Was treibt dich persönlich an?

Mich treibt an zu sehen, wie viele Menschen in Österreich bereits aus Stiftungen heraus gemeinnützig aktiv sind, und wenn diese auch über ihr Engagement sprechen und somit wiederum andere im wahrsten Sinne des Wortes mit guten Ideen „anstiften“. So entstehen weitere Inseln des Gelingens und diese will ich fördern.

Es ist ganz tief im Menschen verankert, gesellschaftlich beitragen zu wollen. Jede und jeder im Rahmen seiner eigenen Möglichkeiten. Wir haben zum Beispiel so viele Familienunternehmen in Österreich, die weit über CSR Strategien hinaus etwas an die Gemeinschaft zurückgeben wollen. Stiftungen sind hier eine nachhaltige Möglichkeit, weil sie auf die Ewigkeit ausgelegt und verpflichtet sind, der Ausrichtung der Gründungsurkunde und dem Stifterwillen zu folgen.

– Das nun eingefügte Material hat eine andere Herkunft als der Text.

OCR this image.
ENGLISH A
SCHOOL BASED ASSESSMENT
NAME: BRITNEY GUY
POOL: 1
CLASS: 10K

Wenn du einen Wunsch frei hättest …

... würde ich mir wünschen, dass zivilgesellschaftliches Engagement die Wertschätzung bekommt, die es verdient. Es wird von so vielen Menschen aus Überzeugung heraus so viel bewegt und die Anerkennung ist nicht da. Nicht nur, dass die Anerkennung fehlt, manchmal wird das Tun durch Reglements auch noch unnötig erschwert.

Unsere Welt verändert sich rasant. Wir stehen vor großen sozialen und ökologischen Herausforderungen. Es geht um Zusammenhalt und darum, dass es uns jetzt und weiterhin gutgeht. Manche können und wollen mehr dazu beitragen als andere. Ich glaube, dass sich die gesellschaftlichen Herausforderungen nur in Kooperationen lösen lassen, einer alleine wird es nicht schaffen.

Es braucht eine starke und innovativ denkende Zivilgesellschaft. Gemeinsam ist man stärker, im Zusammenschluss ist man erfolgreicher als aus der Position eines Einzelkämpfers. Das Verständnis füreinander und für unsere gesellschaftlichen Herausforderungen verbessert sich im Dialog und wenn man über Sektor-Grenzen hinweg denken kann.